So yer sittin there at the Gold Brique, watching the heavy glass pitchers of beer sweat, Credence on the Juke Box. Herman’s manning the bar and scolding us as we try to sneak tips on the bar. “That’s your money, young mister! Put away your change, you earned it, didn’t ya?”
Joyce chimes in from the corner stool and agrees with the old coot. They smile at each other, a shared secret long forgotten.
Helen snores softly in the back office, the door cracked open just enough so we can peek in and catch a glimpse of her weathered bra-enormous! –glowing blue in the flicker of a Dodgers game.
Maybe ya just got back from throwing back a tumbler of Jack at the Embassy Lounge next door, and when you look around all you see are people you know. Maybe there’s a steaming basket of broasted chicken cooling on the table in front of you.
Jesus, the chicken’s always too damn hot, man!–and you always wake up on Saturday morning after the Brique with the fine first layer of skin burned off your palate. You say fuck it, dunk one of the potato logs into your pitcher of draft Bud, and take that first bite, juggling the molten goodness between tongue and molar while mouthing-ho-ho-!
As the Box switches songs, (Lodi to Traveling Man, there’s a good one!) there is a sweet pause in the music.
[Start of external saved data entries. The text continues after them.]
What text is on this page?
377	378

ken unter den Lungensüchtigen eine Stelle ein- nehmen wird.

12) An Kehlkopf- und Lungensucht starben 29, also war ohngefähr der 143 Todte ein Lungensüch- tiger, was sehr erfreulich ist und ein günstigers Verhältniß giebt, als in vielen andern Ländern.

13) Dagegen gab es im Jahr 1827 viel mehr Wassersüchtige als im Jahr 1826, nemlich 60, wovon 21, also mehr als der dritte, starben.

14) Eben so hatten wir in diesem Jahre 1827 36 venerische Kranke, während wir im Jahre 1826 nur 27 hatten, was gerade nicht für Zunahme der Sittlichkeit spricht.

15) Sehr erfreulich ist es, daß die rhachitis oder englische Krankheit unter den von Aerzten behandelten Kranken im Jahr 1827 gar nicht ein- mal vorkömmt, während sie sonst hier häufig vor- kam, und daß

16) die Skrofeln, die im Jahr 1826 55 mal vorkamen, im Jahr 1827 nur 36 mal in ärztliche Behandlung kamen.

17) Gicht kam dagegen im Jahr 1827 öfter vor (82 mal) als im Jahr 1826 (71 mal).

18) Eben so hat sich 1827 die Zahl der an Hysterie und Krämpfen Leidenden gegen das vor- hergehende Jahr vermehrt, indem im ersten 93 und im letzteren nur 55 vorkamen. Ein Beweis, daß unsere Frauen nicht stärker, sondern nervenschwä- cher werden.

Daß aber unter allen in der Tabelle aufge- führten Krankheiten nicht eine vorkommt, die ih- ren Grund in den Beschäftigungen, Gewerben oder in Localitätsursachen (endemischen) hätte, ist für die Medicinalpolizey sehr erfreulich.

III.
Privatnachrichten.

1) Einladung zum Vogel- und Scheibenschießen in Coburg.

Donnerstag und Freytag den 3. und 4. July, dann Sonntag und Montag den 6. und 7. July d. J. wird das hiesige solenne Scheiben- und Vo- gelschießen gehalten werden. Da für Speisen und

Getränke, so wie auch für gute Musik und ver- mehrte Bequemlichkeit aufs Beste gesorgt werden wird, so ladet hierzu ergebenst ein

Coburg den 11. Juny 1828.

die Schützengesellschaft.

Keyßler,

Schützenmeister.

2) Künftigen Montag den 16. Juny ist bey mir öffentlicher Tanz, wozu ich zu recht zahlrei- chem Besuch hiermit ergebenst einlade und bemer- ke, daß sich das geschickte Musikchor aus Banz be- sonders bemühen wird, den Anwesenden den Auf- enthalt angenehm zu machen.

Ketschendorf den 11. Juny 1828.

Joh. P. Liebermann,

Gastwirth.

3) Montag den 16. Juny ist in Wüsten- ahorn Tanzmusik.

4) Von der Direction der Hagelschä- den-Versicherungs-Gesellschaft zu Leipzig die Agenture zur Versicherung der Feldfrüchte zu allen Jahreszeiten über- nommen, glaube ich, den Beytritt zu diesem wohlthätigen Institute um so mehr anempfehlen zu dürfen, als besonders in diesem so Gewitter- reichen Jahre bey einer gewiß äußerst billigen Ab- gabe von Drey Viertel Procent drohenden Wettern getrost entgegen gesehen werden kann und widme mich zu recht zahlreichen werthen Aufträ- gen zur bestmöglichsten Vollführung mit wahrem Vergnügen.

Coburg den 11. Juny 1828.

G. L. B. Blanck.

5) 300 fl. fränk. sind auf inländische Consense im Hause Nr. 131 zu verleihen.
In that moment of your life, you hear only the sound of laughing and cussing; it is the sound of your friends talking to each other.
By God, was there nothing better than a Friday night at the Brique??

And yet, nothing made the picture complete as the sound of the ’42 flathead coming off Norwalk, one last rev before shutting her down on the sidewalk right out front of the Brique.
You could easily hold your breath in the short pause it took a man to dismount and walk into the bar pulling off his gloves, for these were the golden nights long before a helmet law.
And there he was –Fat Paul.
Paul Avila, mechanical madman, community jewel, all around bon vivant around town.
After the Brique shut off the sign and Helen threatened to call the goddamn cops on us for the fourth time, you considered yourself a lucky man if you were invited along for after hours at Paul’s. A short jaunt up Norwalk blvd and you found the wonderland of Fat Paul’s house.
Though there might be a disassembled trike transmisson on the kitchen table, and the very real threat of live ammunition in the cupboard, Paul’s house felt as warm and welcoming as Grandmas. Besides, where else could you play with a taser gun at 3 in the morning?

The years roll on, and somehow life becomes more complicated. But you still catch yourself looking down those familiar streets when you’re back in the old neighborhood, somehow hoping the Brique would suddenly be there again, Helen at the door and Fat Paul pulling in the driveway.
Paul passed away just before the Summer turned hazy, but it’s taken this season for all of us to absorb his passing and prepare to say a final farewell. Come join us Sunday at the Blue Dog to say GoodBye to a pal–Cheers!